Durante esse tempo que estive longe (fiquei o mês de Março em silêncio) muita coisa aconteceu em casa, mas três coisas mexeram muito comigo. E demorei, ou ainda, estou demorando, em organizar as ideias. Vou tentar compartilhar, e com o perdão ao plágio descarado ao Dr Seuss quero apresentar as minhas: Coisa 1, Coisa 2 e Coisa 3.
Coisa 1: Li em um jornal uma reflexão sobre como tem sido comum as pessoas dizerem que "odeiam crianças" e em uma pesquisa bem rapidinha no Google, encontrei muitos (mas muitos, mesmo!) textos afirmando esse sentimento tão intenso dirigido às crianças.
Coisa 2: A professora da pequena me chamou para conversar, o motivo é que a pequena não é rápida o bastante para o 2º ano. Ela deveria copiar coisas das lousa em pouquíssimos minutos, ela deveria contar objetos muito rapidamente. Ela as vezes leva um tempo muito longo (20 a 30 minutos) para escrever 5 parágrafos a mão.
Coisa 3: O responsável pelo condomínio onde eu moro decidiu que a rua não deve ser um espaço de brincadeira para as crianças, a justificativa é as pessoas não são obrigadas a gostar de compartilhar os espaços com elas.
Pode ser que olhando as coisas separadamente a gente ache que uma Coisa é uma Coisa, e outra Coisa é outra Coisa. Mas para mim, Coisa 1, Coisa 2 e Coisa 3 fazem parte de uma Coisa só. É uma Coisa bem grande, mas ainda sim é uma só: a desvalorização do ser humano.
Nossa, Karina... Que absurdo!
Juro que não...
Quem diz que odeia criança, diz baseando-se no fato de que elas são inconsequentes, barulhentas, egoístas, e que dão muito trabalho.

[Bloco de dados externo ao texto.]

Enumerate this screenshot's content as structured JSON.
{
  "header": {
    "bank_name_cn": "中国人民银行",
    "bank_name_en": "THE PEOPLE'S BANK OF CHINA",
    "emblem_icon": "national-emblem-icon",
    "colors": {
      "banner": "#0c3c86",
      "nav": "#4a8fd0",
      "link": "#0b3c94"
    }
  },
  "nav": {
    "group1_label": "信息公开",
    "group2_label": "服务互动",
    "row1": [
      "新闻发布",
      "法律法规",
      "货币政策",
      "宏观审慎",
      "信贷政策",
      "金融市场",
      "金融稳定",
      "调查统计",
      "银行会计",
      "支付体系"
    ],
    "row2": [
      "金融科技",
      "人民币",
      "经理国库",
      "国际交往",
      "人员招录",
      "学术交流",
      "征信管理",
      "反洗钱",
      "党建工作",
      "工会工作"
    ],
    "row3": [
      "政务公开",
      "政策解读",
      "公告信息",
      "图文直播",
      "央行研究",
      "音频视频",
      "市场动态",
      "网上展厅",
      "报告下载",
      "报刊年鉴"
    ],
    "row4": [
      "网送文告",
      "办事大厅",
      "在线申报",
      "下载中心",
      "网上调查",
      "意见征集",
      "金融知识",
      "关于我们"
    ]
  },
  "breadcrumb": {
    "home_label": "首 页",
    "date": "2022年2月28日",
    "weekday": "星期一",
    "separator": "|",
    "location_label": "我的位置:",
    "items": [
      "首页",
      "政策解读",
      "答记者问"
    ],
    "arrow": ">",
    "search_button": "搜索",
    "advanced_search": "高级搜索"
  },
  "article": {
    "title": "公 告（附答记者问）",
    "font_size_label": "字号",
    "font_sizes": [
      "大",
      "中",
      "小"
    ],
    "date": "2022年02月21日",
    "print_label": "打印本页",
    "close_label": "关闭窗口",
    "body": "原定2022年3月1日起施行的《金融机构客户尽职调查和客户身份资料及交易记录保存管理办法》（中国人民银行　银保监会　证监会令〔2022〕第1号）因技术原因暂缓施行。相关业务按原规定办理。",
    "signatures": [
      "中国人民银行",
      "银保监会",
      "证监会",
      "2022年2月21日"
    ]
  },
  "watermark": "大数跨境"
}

Que a vida com elas produz mais limitações e responsabilidades do que ganhos. As escolas, mesmo as que têm uma metodologia bacana, querem alunos produtivos, prontos, com habilidades de pessoas adultas já desenvolvidas. Os espaços de convívio têm sido categóricos, hoje em dia existem restaurantes, hotéis e condomínios que têm sido explícitos ao dizerem que não recebem crianças. As justificativas são as mesmas quem diz que as odeia.
Mas a pergunta que eu te faço é: os adultos também não são inconsequentes? Barulhentos? Egoístas? E dão muito trabalho? A vida de um adulto também não é limitada? E em nossa vida adulta não lidamos muito mais com responsabilidades do que ganhos?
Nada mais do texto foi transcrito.